С другой стороны, я все-таки ввела в определенный расход таинственных хозяев странной квартиры, сделав за семь дней постоя двадцать один телефонный звонок за океан. То есть, трижды в день — утром, днем и вечером — разговаривала со Штатами. Понимая, что обходятся такие переговоры недешево, я решила внести ясность в этот щепетильный момент, попытавшись как-то раз втолковать Якобу, что готова заплатить за телефон сама и даже предложила стражу квартиры сто долларов в качестве аванса. Якоб, который то ли из принципа, то ли в соответствии с полученными от Дова инструкциями, не разговаривал со мной вообще, хмыкнул, выразительно пожал покатыми плечами, после чего направился на кухню, где проводил большую часть своего времени. Понять, что он там делал, учитывая, что я практически только пила кофе, а жующего Якоба вообще ни разу не видела, было просто невозможно.
— Ну и ломай голову, идиот недоделанный! — рявкнула я в сердцах на идиш, отводя душу. Причем сделала это без всякого умысла, автоматически: есть, знаете ли, такие, идущие от самого сердца, проклятья, которые доходят до сознания только на конкретном языке — на других они просто не звучат. На мой взгляд, выматериться от души по-английски так же сложно, как получить ровный загар под светом трехрожковой люстры…
Якоб остановился на полпути и замер, словно его внезапно огрели палкой по голове.
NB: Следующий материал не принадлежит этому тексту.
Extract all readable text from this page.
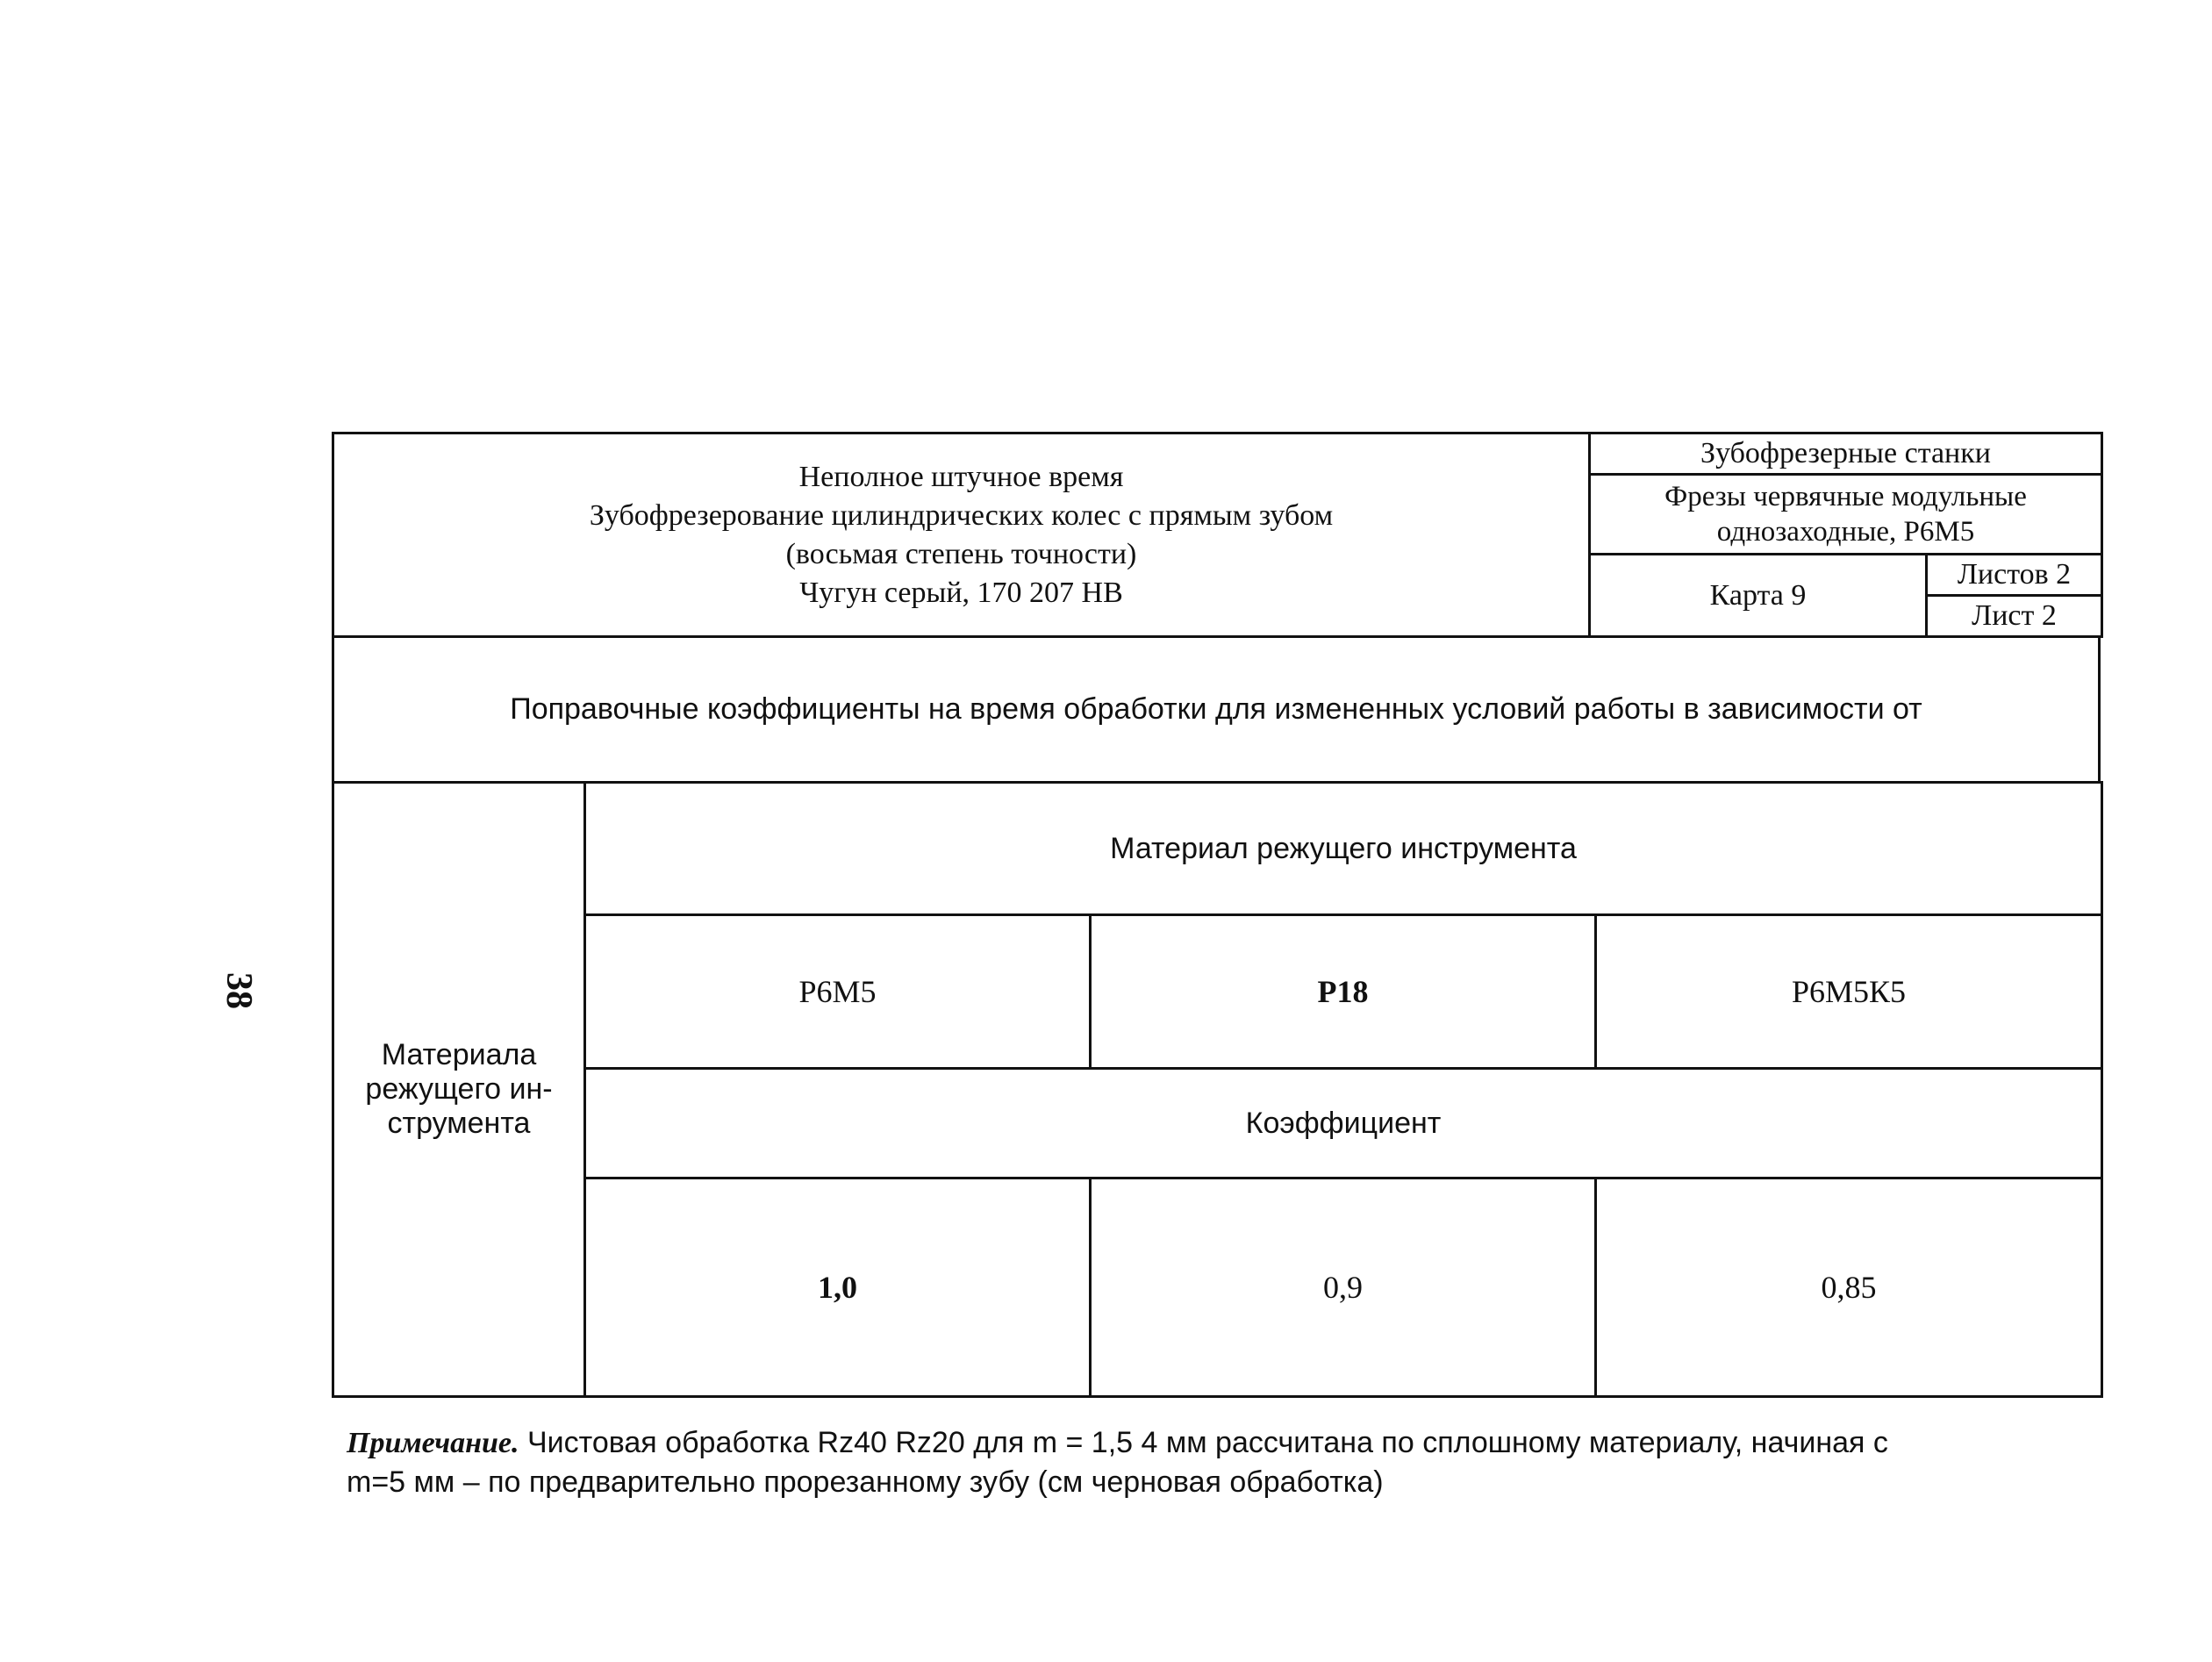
38
Неполное штучное время
Зубофрезерование цилиндрических колес с прямым зубом
(восьмая степень точности)
Чугун серый, 170 207 НВ	Зубофрезерные станки	

	Фрезы червячные модульные
однозаходные, Р6М5	

	Карта 9	Листов 2
		Лист 2
Поправочные коэффициенты на время обработки для измененных условий работы в зависимости от
Материала
режущего ин-
струмента	Материал режущего инструмента		
	Р6М5	Р18	Р6М5К5
	Коэффициент		
	1,0	0,9	0,85
Примечание. Чистовая обработка Rz40 Rz20 для m = 1,5 4 мм рассчитана по сплошному материалу, начиная с
m=5 мм – по предварительно прорезанному зубу (см черновая обработка)
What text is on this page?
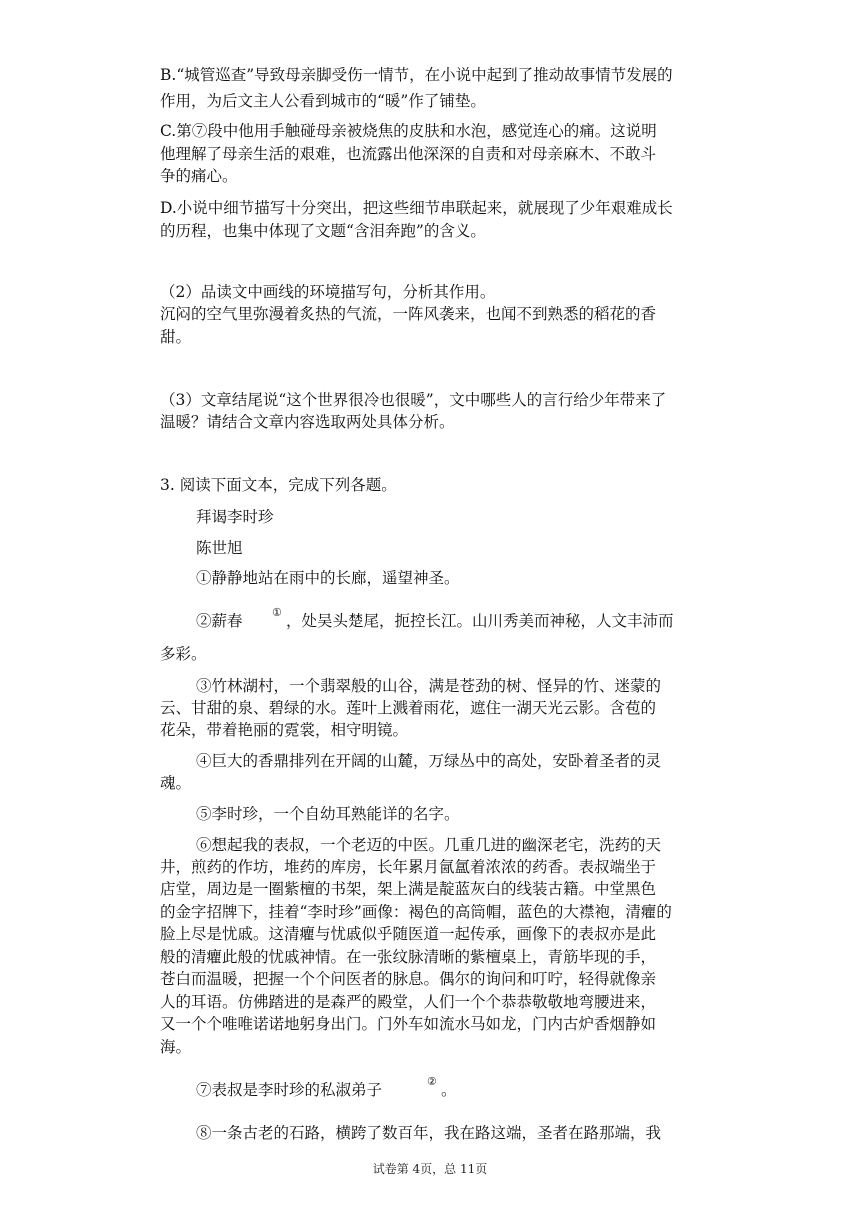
B.“城管巡查”导致母亲脚受伤一情节，在小说中起到了推动故事情节发展的
作用，为后文主人公看到城市的“暖”作了铺垫。
C.第⑦段中他用手触碰母亲被烧焦的皮肤和水泡，感觉连心的痛。这说明
他理解了母亲生活的艰难，也流露出他深深的自责和对母亲麻木、不敢斗
争的痛心。
D.小说中细节描写十分突出，把这些细节串联起来，就展现了少年艰难成长
的历程，也集中体现了文题“含泪奔跑”的含义。
（2）品读文中画线的环境描写句，分析其作用。
沉闷的空气里弥漫着炙热的气流，一阵风袭来，也闻不到熟悉的稻花的香
甜。
（3）文章结尾说“这个世界很冷也很暖”，文中哪些人的言行给少年带来了
温暖？请结合文章内容选取两处具体分析。
3. 阅读下面文本，完成下列各题。
拜谒李时珍
陈世旭
①静静地站在雨中的长廊，遥望神圣。
②薪春	① ，处吴头楚尾，扼控长江。山川秀美而神秘，人文丰沛而
多彩。
③竹林湖村，一个翡翠般的山谷，满是苍劲的树、怪异的竹、迷蒙的
云、甘甜的泉、碧绿的水。莲叶上溅着雨花，遮住一湖天光云影。含苞的
花朵，带着艳丽的霓裳，相守明镜。
④巨大的香鼎排列在开阔的山麓，万绿丛中的高处，安卧着圣者的灵
魂。
⑤李时珍，一个自幼耳熟能详的名字。
⑥想起我的表叔，一个老迈的中医。几重几进的幽深老宅，洗药的天
井，煎药的作坊，堆药的库房，长年累月氤氲着浓浓的药香。表叔端坐于
店堂，周边是一圈紫檀的书架，架上满是靛蓝灰白的线装古籍。中堂黑色
的金字招牌下，挂着“李时珍”画像：褐色的高筒帽，蓝色的大襟袍，清癯的
脸上尽是忧戚。这清癯与忧戚似乎随医道一起传承，画像下的表叔亦是此
般的清癯此般的忧戚神情。在一张纹脉清晰的紫檀桌上，青筋毕现的手，
苍白而温暖，把握一个个问医者的脉息。偶尔的询问和叮咛，轻得就像亲
人的耳语。仿佛踏进的是森严的殿堂，人们一个个恭恭敬敬地弯腰进来，
又一个个唯唯诺诺地躬身出门。门外车如流水马如龙，门内古炉香烟静如
海。
⑦表叔是李时珍的私淑弟子	② 。
⑧一条古老的石路，横跨了数百年，我在路这端，圣者在路那端，我
试卷第 4页，总 11页
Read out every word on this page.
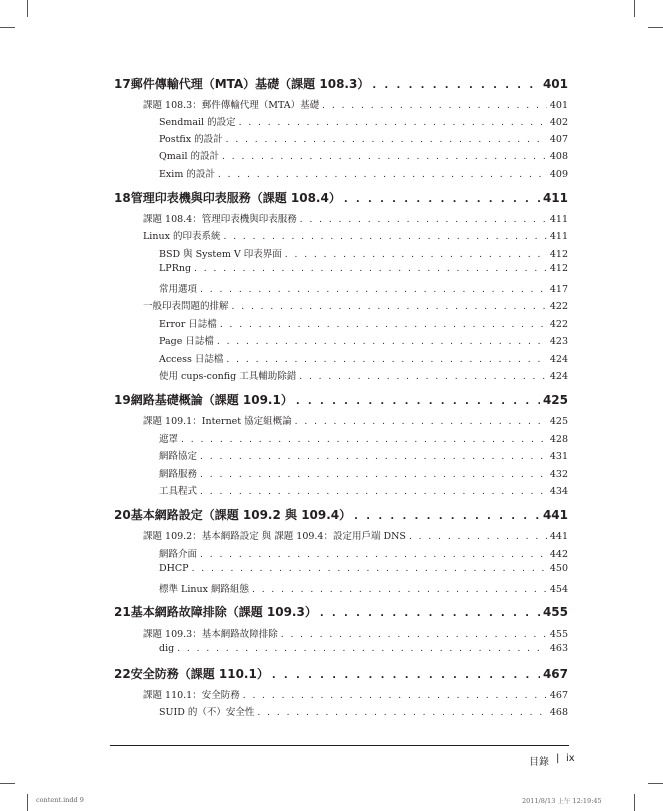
17 郵件傳輸代理（MTA）基礎（課題 108.3） . . .	401
課題 108.3：郵件傳輸代理（MTA）基礎 . . .	401
Sendmail 的設定 . . .	402
Postfix 的設計 . . .	407
Qmail 的設計 . . .	408
Exim 的設計 . . .	409
18 管理印表機與印表服務（課題 108.4） . . .	411
課題 108.4：管理印表機與印表服務 . . .	411
Linux 的印表系統 . . .	411
BSD 與 System V 印表界面 . . .	412
LPRng . . .	412
常用選項 . . .	417
一般印表問題的排解 . . .	422
Error 日誌檔 . . .	422
Page 日誌檔 . . .	423
Access 日誌檔 . . .	424
使用 cups-config 工具輔助除錯 . . .	424
19 網路基礎概論（課題 109.1） . . .	425
課題 109.1：Internet 協定組概論 . . .	425
遮罩 . . .	428
網路協定 . . .	431
網路服務 . . .	432
工具程式 . . .	434
20 基本網路設定（課題 109.2 與 109.4） . . .	441
課題 109.2：基本網路設定 與 課題 109.4：設定用戶端 DNS . . .	441
網路介面 . . .	442
DHCP . . .	450
標準 Linux 網路組態 . . .	454
21 基本網路故障排除（課題 109.3） . . .	455
課題 109.3：基本網路故障排除 . . .	455
dig . . .	463
22 安全防務（課題 110.1） . . .	467
課題 110.1：安全防務 . . .	467
SUID 的（不）安全性 . . .	468
目錄 | ix
content.indd 9	2011/8/13 上午 12:19:45
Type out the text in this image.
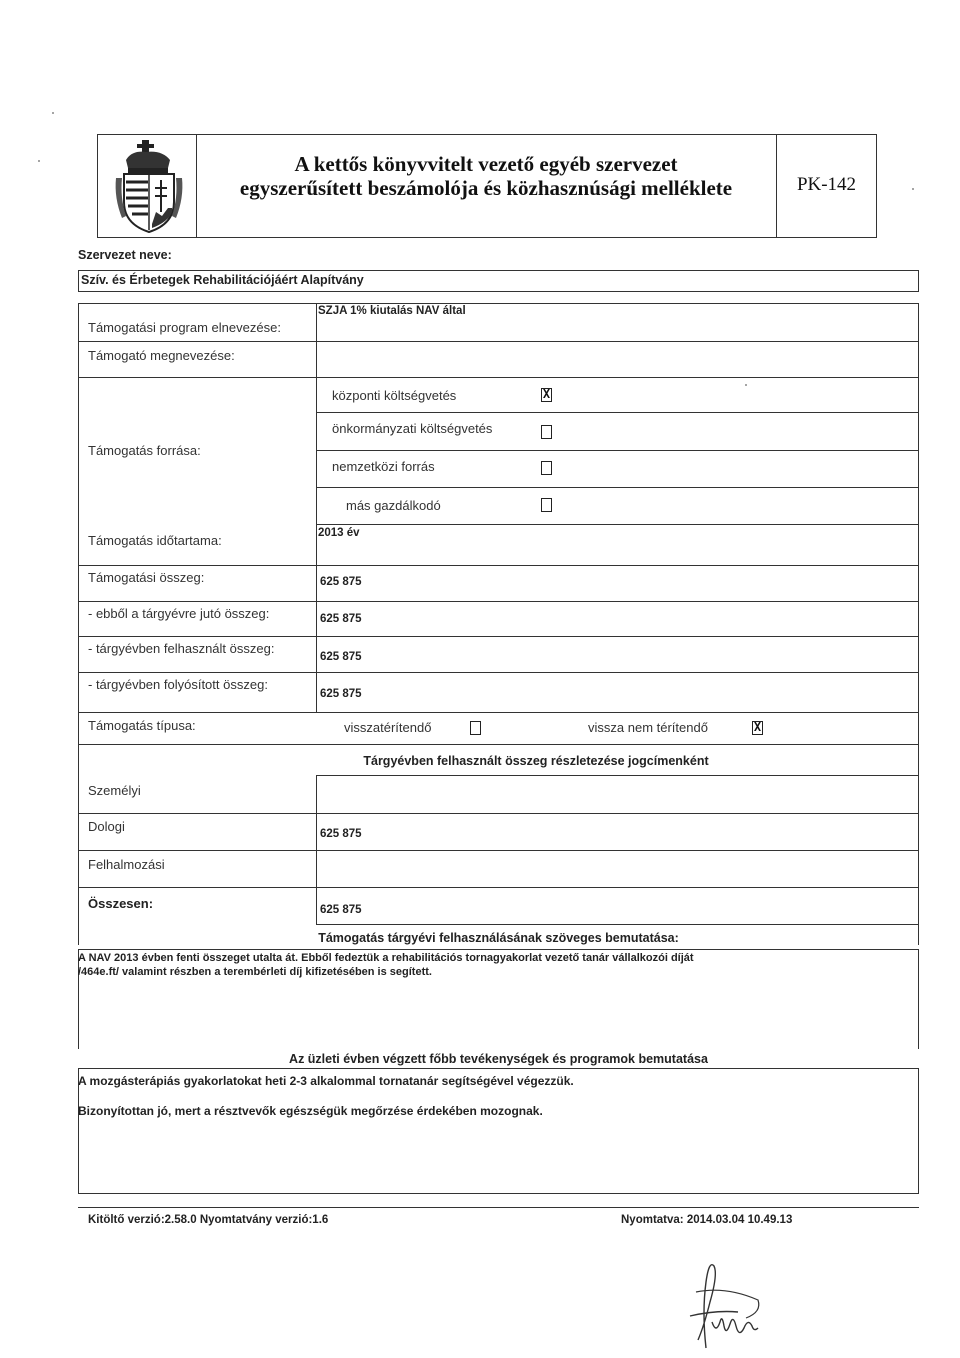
A kettős könyvvitelt vezető egyéb szervezet
egyszerűsített beszámolója és közhasznúsági melléklete	PK-142
Szervezet neve:
Szív. és Érbetegek Rehabilitációjáért Alapítvány
Támogatási program elnevezése:
SZJA 1% kiutalás NAV által
Támogató megnevezése:
Támogatás forrása:
központi költségvetés	X
önkormányzati költségvetés
nemzetközi forrás
más gazdálkodó
Támogatás időtartama:	2013 év
Támogatási összeg:	625 875
- ebből a tárgyévre jutó összeg:	625 875
- tárgyévben felhasznált összeg:
625 875
- tárgyévben folyósított összeg:
625 875
Támogatás típusa:	visszatérítendő	vissza nem térítendő	X
Tárgyévben felhasznált összeg részletezése jogcímenként
Személyi
Dologi	625 875
Felhalmozási
Összesen:	625 875
Támogatás tárgyévi felhasználásának szöveges bemutatása:
A NAV 2013 évben fenti összeget utalta át. Ebből fedeztük a rehabilitációs tornagyakorlat vezető tanár vállalkozói díját
/464e.ft/ valamint részben a terembérleti díj kifizetésében is segített.
Az üzleti évben végzett főbb tevékenységek és programok bemutatása
A mozgásterápiás gyakorlatokat heti 2-3 alkalommal tornatanár segítségével végezzük.
Bizonyítottan jó, mert a résztvevők egészségük megőrzése érdekében mozognak.
Kitöltő verzió:2.58.0 Nyomtatvány verzió:1.6	Nyomtatva: 2014.03.04 10.49.13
Даже несмотря на стопроцентную причастность Якоба к серьезной спецслужбе, с реакцией у него были большие проблемы.
— Так ты говоришь на идиш? — Якоб смотрел на меня так, словно впустил в квартиру не неделю назад, а только что.
— А ты, оказывается, попугай говорящий? — огрызнулась я.
— Ты еврейка?
— Я американка. А была русской.
— Откуда знаешь идиш?
— Проходила в МГУ. Знаешь такое учебное заведение?
Как ни странно, внезапный приступ красноречия обозлил меня еще больше, чем его привычная молчаливость.
— Почему ты грубишь, женщина? — Якоб печально смотрел на меня круглыми черными глазами без ресниц. — Я ведь на много лет старше тебя…
— Потому, что ты увидел во мне живого человека только после того, как узнал, что я еврейка. А до этого я была для тебя просто мебелью. Платяным шкафом…
— А что в этом плохого?
— А что в этом хорошего?
— Я вовсе не смотрел на тебя, как на мебель, — Якоб несколько раз покачал головой и нахмурился. — Понимаешь, здесь бывают разные люди. Так что, мое дело — не задавать лишних вопросов, не навязывать свое общество и следить за тем, чтобы с человеком, который находится под моей опекой, ничего не случилось. Просто я не знал, что ты еврейка, вот и все…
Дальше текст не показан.